I'm going to pile a few ideas in here. It will come back to diet and exercise, but first I'm going to define commitment my way:
Commitment is the decision to do something even when you don't want to based on a value choice at an earlier time.
Why is commitment needed? Well, it's needed any time the desire for something will vary by situation or over time, yet you can still identify the value for the long term. So let's look at how the idea plays out in another area: Romantic relationships.
What does it mean to be committed to someone? What does it mean to be in a committed relationship? It's very simple. Commitment is the choice to stay in relationship past the low spots.
Consider that commitment would not even be needed if your experience of the other person was 100% awesome 100% of the time! You would need no commitment whatsoever because you would just always be loving what was going on and would naturally choose to be with that person. That actually describes pretty well the initial stages of a great romantic relationship. It's 100% fantastic and you want to spend all your time with your new love.
Then one day your 100% perfect partner does something really annoying. Do you decide you don't want that relationship now? For most people, they have (perhaps subconsciously) made a commitment to the relationship after some time, and the bad will be overlooked because they know the good stuff will be right around the corner.
And there's the critical idea to commitment. It's designed to take you past the low spots because you know the good is still there. Think back to the first time your loving partner got in a bad mood and was unpleasant. Did you say "This is nasty, I'm outta here!" Probably not. You might have that approach with a stranger, so the same stuff that would push you away from a stranger will not push you away from your committed relationship.
If you look at relationships as having highs and lows, or peaks and valleys, then we choose the relationship for the peaks. Then we fill it in with commitment to take us past the valleys.
Looking at it that way, the fewer valleys and the more peaks we can create the easier it is to stay (and be happy) in the relationship. We work on things to try to reduce the valleys and increase the peaks. And intuitively we know that the relationship is more likely to continue if that's the case. It makes sense, because commitment will only carry us through so many valleys before we start to reevaluate whether it's worth it for the random and very occasional peak.

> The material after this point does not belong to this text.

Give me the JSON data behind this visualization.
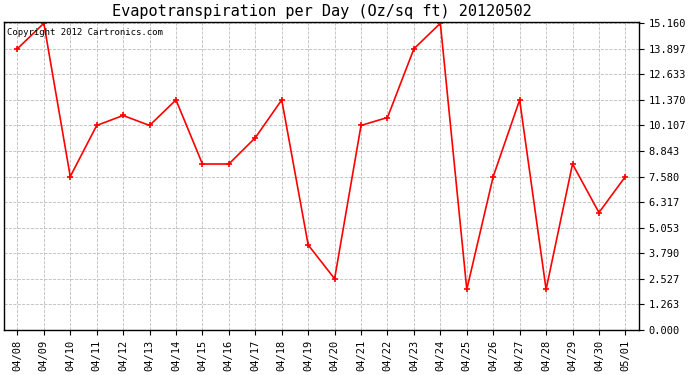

I love my wife with all my heart, but if she chose to act in such a way that it was a continuous valley, eventually I'd run out of commitment. There has to be some reason to get past the valley. Also, if she did something that was more like a giant canyon than a valley (picture hot monkey love with the pool boy), that single event would end my commitment. Too big a gap to cross.
Again, commitment is just the decision ahead of time to keep at something even when it is temporarily not what you would choose.
Now come back to diet and exercise. If you're going to commit to a plan for either, please consider how commitment works in a relationship. No sane person would ever set out to find the ugliest, most unpleasant partner possible and declare "I'm committed to you. It doesn't matter how hard it is to be around you, how repulsive I find you, how vile you are, I will stay with you no matter what." Yet I see people do that with diet: "I'm going to eat nothing but 3 quail eggs and roasted acorns every day until I wear a size 0."
Okay, slight exaggeration, I realize no one would eat that many quail eggs. ;)
The point is you need to find the diet and exercise plan that requires the least commitment possible yet still gives you results. Commitment won't make you do the eternally unpleasant, it will just take you past the low spots. Plan on commitment to take you past short periods of hunger. Plan on commitment to have you occasionally eat something that isn't wonderfully tasty. Don't plan on commitment to have you be hungry and eat food you don't like forever. That's a plan to fail.
So identify what really matters before you commit to it. Committing to nothing but grass fed rather than conventionally raised beef? Great. Doable. I might relax it a bit from there, but if you go the other way and commit to only eating grass fed beef from cows that were personally named by a loving rancher who gave them daily massages and tucked them in at night, you're planning to fail.
Find what works. Identify what works. Then try your hardest to make that SO FREAKING EASY that commitment is barely needed. Then you've got a darned good chance at sticking to it.
You wouldn't marry a troglodyte. Don't commit to an ugly diet and exercise plan.